Ukrainian serviceman Andriy Veres hopes for a victory against Scotland in Wednesday s World Cup playoff semi-final Sergei. AFP
The Ukraine-Scotland match will be held in Glasgow on Wednesday. It was rescheduled from March after Russian President Vladimir Putin sent in troops to Ukraine on February 24.
After three months of war, fans said a win for their team would offer a much-needed sense of joy.
"I am hoping for victory," a 44-year-old army serviceman, Andriy Veres, told AFP in Kyiv.
"These days it is very important for the country, for all people, for all those who are fans and even for those who are not."
He likened the Ukrainian team's hope for a win to the country praying for success on the frontline.
"We believe in the Armed Forces of Ukraine, we believe in our national football team," Veres, who hopes to be able to watch the game despite military duties, said.
Football fans in Ukraine have missed watching the sport, as all matches have been cancelled since Moscow's attack.
Ukraine's team trained for the World Cup playoffs in Slovenia, as stadiums and other sports infrastructure have been at risk of Russian bombing.
"Any event involving peaceful life will be highly welcome," Vladyslav Dykhan, a 53-year-old construction worker, told AFP.
"You cannot only focus on the war.

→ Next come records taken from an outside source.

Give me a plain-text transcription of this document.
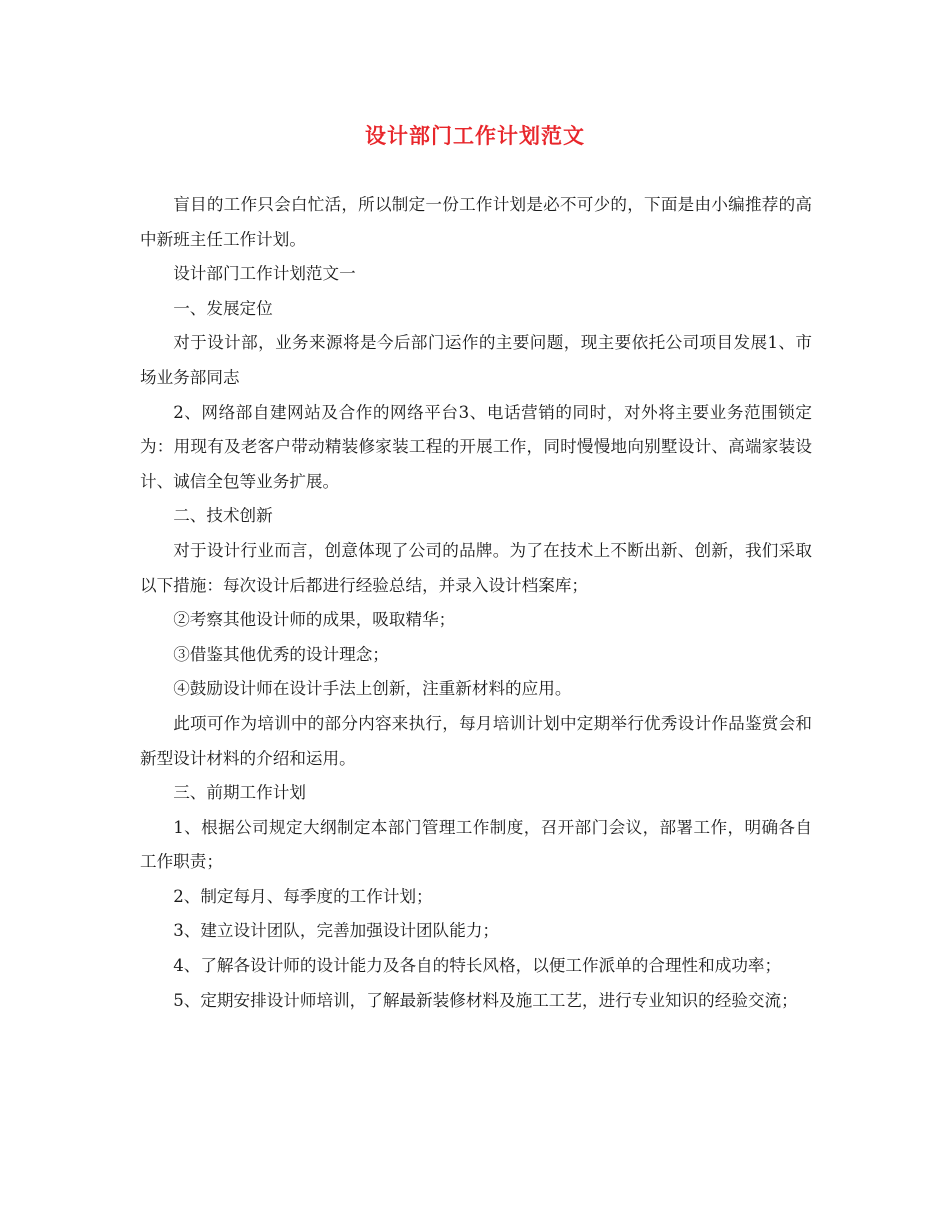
设计部门工作计划范文

盲目的工作只会白忙活，所以制定一份工作计划是必不可少的，下面是由小编推荐的高中新班主任工作计划。

设计部门工作计划范文一

一、发展定位

对于设计部，业务来源将是今后部门运作的主要问题，现主要依托公司项目发展1、市场业务部同志

2、网络部自建网站及合作的网络平台3、电话营销的同时，对外将主要业务范围锁定为：用现有及老客户带动精装修家装工程的开展工作，同时慢慢地向别墅设计、高端家装设计、诚信全包等业务扩展。

二、技术创新

对于设计行业而言，创意体现了公司的品牌。为了在技术上不断出新、创新，我们采取以下措施：每次设计后都进行经验总结，并录入设计档案库；

②考察其他设计师的成果，吸取精华；

③借鉴其他优秀的设计理念；

④鼓励设计师在设计手法上创新，注重新材料的应用。

此项可作为培训中的部分内容来执行，每月培训计划中定期举行优秀设计作品鉴赏会和新型设计材料的介绍和运用。

三、前期工作计划

1、根据公司规定大纲制定本部门管理工作制度，召开部门会议，部署工作，明确各自工作职责；

2、制定每月、每季度的工作计划；

3、建立设计团队，完善加强设计团队能力；

4、了解各设计师的设计能力及各自的特长风格，以便工作派单的合理性和成功率；

5、定期安排设计师培训，了解最新装修材料及施工工艺，进行专业知识的经验交流；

We need a way to blow off steam."
It would be an "inspiration" and "greatly uplifting" if Ukraine win, he said.
- 'Life goes on no matter what' -
Dykhan spoke to AFP outside Kyiv's Olympiysky stadium.
The 70,000-seat arena hosted the Champions League final between Liverpool and Real Madrid just four years ago but now stands empty, with few people passing by its closed entry gates.

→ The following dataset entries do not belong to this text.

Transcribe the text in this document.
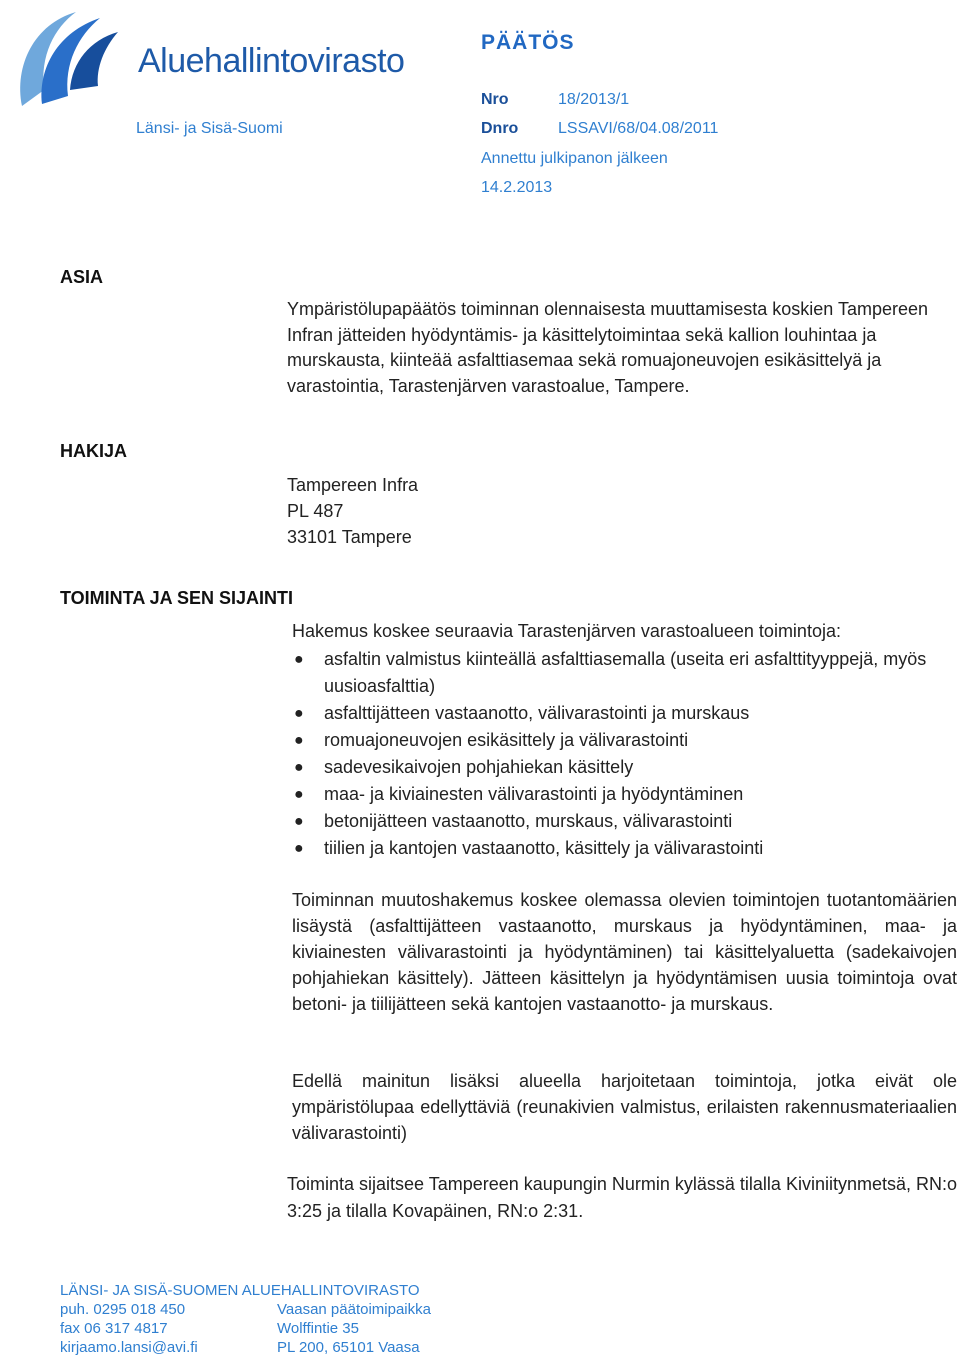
Aluehallintovirasto
Länsi- ja Sisä-Suomi
PÄÄTÖS
Nro	18/2013/1
Dnro LSSAVI/68/04.08/2011
Annettu julkipanon jälkeen
14.2.2013
ASIA
Ympäristölupapäätös toiminnan olennaisesta muuttamisesta koskien Tampereen Infran jätteiden hyödyntämis- ja käsittelytoimintaa sekä kallion louhintaa ja murskausta, kiinteää asfalttiasemaa sekä romuajoneuvojen esikäsittelyä ja varastointia, Tarastenjärven varastoalue, Tampere.
HAKIJA
Tampereen Infra
PL 487
33101 Tampere
TOIMINTA JA SEN SIJAINTI
Hakemus koskee seuraavia Tarastenjärven varastoalueen toimintoja:
● asfaltin valmistus kiinteällä asfalttiasemalla (useita eri asfalttityyppejä, myös uusioasfalttia)
● asfalttijätteen vastaanotto, välivarastointi ja murskaus
● romuajoneuvojen esikäsittely ja välivarastointi
● sadevesikaivojen pohjahiekan käsittely
● maa- ja kiviainesten välivarastointi ja hyödyntäminen
● betonijätteen vastaanotto, murskaus, välivarastointi
● tiilien ja kantojen vastaanotto, käsittely ja välivarastointi
Toiminnan muutoshakemus koskee olemassa olevien toimintojen tuotantomäärien lisäystä (asfalttijätteen vastaanotto, murskaus ja hyödyntäminen, maa- ja kiviainesten välivarastointi ja hyödyntäminen) tai käsittelyaluetta (sadekaivojen pohjahiekan käsittely). Jätteen käsittelyn ja hyödyntämisen uusia toimintoja ovat betoni- ja tiilijätteen sekä kantojen vastaanotto- ja murskaus.
Edellä mainitun lisäksi alueella harjoitetaan toimintoja, jotka eivät ole ympäristölupaa edellyttäviä (reunakivien valmistus, erilaisten rakennusmateriaalien välivarastointi)
Toiminta sijaitsee Tampereen kaupungin Nurmin kylässä tilalla Kiviniitynmetsä, RN:o 3:25 ja tilalla Kovapäinen, RN:o 2:31.
LÄNSI- JA SISÄ-SUOMEN ALUEHALLINTOVIRASTO
puh. 0295 018 450
fax 06 317 4817
kirjaamo.lansi@avi.fi
Vaasan päätoimipaikka
Wolffintie 35
PL 200, 65101 Vaasa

Ukraine's capital was largely spared the fate of some eastern and northern cities largely destroyed by fighting, and life has slowly returned to normal after Russian troops retreated from outside the city.

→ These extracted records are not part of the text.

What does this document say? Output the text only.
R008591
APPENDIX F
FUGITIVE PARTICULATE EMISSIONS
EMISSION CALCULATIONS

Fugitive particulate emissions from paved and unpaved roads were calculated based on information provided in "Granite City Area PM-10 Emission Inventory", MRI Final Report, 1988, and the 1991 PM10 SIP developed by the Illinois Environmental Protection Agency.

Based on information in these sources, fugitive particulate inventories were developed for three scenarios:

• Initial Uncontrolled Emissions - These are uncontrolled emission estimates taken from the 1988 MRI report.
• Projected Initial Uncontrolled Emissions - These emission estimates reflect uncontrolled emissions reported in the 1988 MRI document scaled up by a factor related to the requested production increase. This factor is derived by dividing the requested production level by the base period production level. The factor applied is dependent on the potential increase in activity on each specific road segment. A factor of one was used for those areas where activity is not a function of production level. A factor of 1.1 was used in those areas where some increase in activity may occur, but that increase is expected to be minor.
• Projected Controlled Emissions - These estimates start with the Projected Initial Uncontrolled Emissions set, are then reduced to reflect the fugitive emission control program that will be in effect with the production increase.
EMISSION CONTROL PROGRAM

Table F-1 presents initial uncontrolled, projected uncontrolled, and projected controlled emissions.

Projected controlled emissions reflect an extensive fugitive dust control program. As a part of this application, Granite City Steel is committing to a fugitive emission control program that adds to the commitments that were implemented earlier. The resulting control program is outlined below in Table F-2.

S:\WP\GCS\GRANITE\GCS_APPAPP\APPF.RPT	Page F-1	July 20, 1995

But a daily curfew from 11 pm means fans will likely only be able to catch the first half of the game in a pub, and will have to watch the rest at home.
But even if forced to watch from their couches, the game will offer Ukrainians some sense of normality.
"Life goes on no matter what, no matter what happens around you," a 67-year-old scientist, Andriy Ganchuk, said.
Ukraine struggled to find warm-up partners in a rigid international calendar and have played only two friendly games ahead of the game with Scotland.
Artem Frankov, a Kyiv-based football analyst, admitted this could be a problem for Ukraine but still believed they are able to win.
He said the match is "significant" for the team as Ukraine have only qualified for the World Cup once since they began playing as an independent nation, in 2006.
"We all perfectly understand how important this is for a country at war," Frankov said.
"Including for those who are on the frontline, fighting the invaders and risking their lives."